Multiple excitability indices (stimulus–response curve, strength–duration time constant (SDTC), threshold electrotonus, and recovery cycle) were investigated in 23 (9 EMSCN9A+ and 14 EMSCN9A−) genetically characterized patients with EM stimulating median motor and sensory axons at the wrist. At rest, patients with EM showed a higher threshold and rheobase (P < 0.001) compared with controls.
There were 23 EM patients in the study, with 9 having the gene mutation found in the SCN9A encoding gene of voltage-gated sodium channel subtype Nav1.7 and 14 not having the SCN9A mutation. The SCN9A mutation is the known etiology of inherited primary erythromelalgia.
Among our SCN9A+ patient cohorts, only 4 patients reported clinical improvement with mexiletine, accompanied by a 1- or 2- point reduction in Faces pain rating scale.
As previously noted, mexiletine as treatment for erythromelalgia is not always effective and may only be effective for SCN9A positive patients.
Concerning the episodic excruciating pain in patients with EM, a frequently used treatment of this disorder are the sodium channel blockers such as lidocaine and mexiletine. This nonselective partial block of voltage-gated Na+ channels targets segment 6 of domain IV of the alpha subunit. Clinical response varies and suggests that genotype may be important.
I’ve never been tested for the SCN9A mutation, but this study would seem to indicate I likely have it, considering the effectiveness of mexiletine for my symptoms.

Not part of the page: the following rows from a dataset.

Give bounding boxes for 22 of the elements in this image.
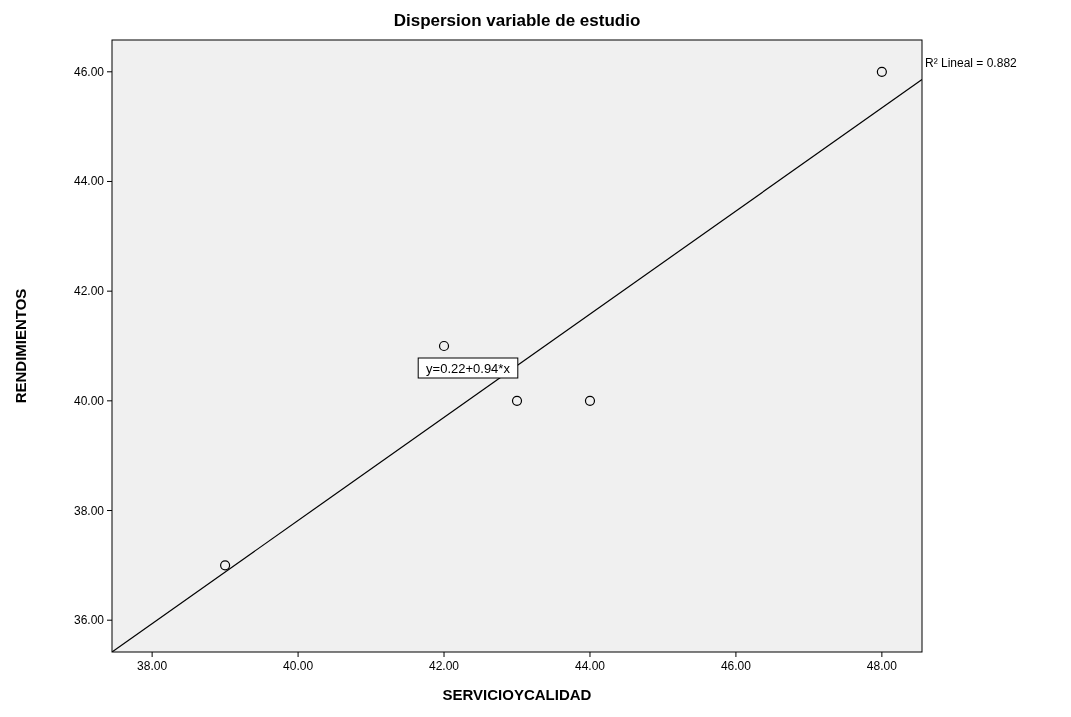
x-tick-label: 40.00 [283,659,314,673]
y-tick-label: 46.00 [73,64,105,79]
x-axis-title: SERVICIOYCALIDAD [442,686,592,703]
y-tick-label: 40.00 [73,393,105,408]
x-tick-label: 48.00 [866,659,898,673]
point [220,560,231,571]
point [876,66,887,77]
x-tick-label: 44.00 [574,659,606,673]
y-tick-label: 36.00 [73,613,105,628]
x-tick-label: 46.00 [720,659,752,673]
chart-title: Dispersion variable de estudio [393,11,641,30]
point [438,340,450,352]
y-tick-label: 42.00 [73,284,105,299]
y-tick-label: 38.00 [73,503,105,518]
text: R² Lineal = 0.882 [925,56,1018,70]
annotation: y=0.22+0.94*x [426,361,511,376]
y-axis-title: RENDIMIENTOS [12,288,29,404]
point [511,395,523,406]
y-tick-label: 44.00 [73,174,105,189]
x-tick-label: 42.00 [429,659,460,673]
x-tick-label: 38.00 [137,659,168,673]
point [584,395,596,406]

EDIT: It’s not clear from my reading whether mexiletine was only administered to SCN9A+ EM patients or if it was only effective for SCN9A+ patients and ineffective for SCN9A− patients.
The full paper can be read at the link below:
Thank you so very much for all of this extra information. This will be a great help when I see the new specialist next month. I appreciate you taking the time to summarise this for me, it has been really helpful. Hope you’ve had a good week.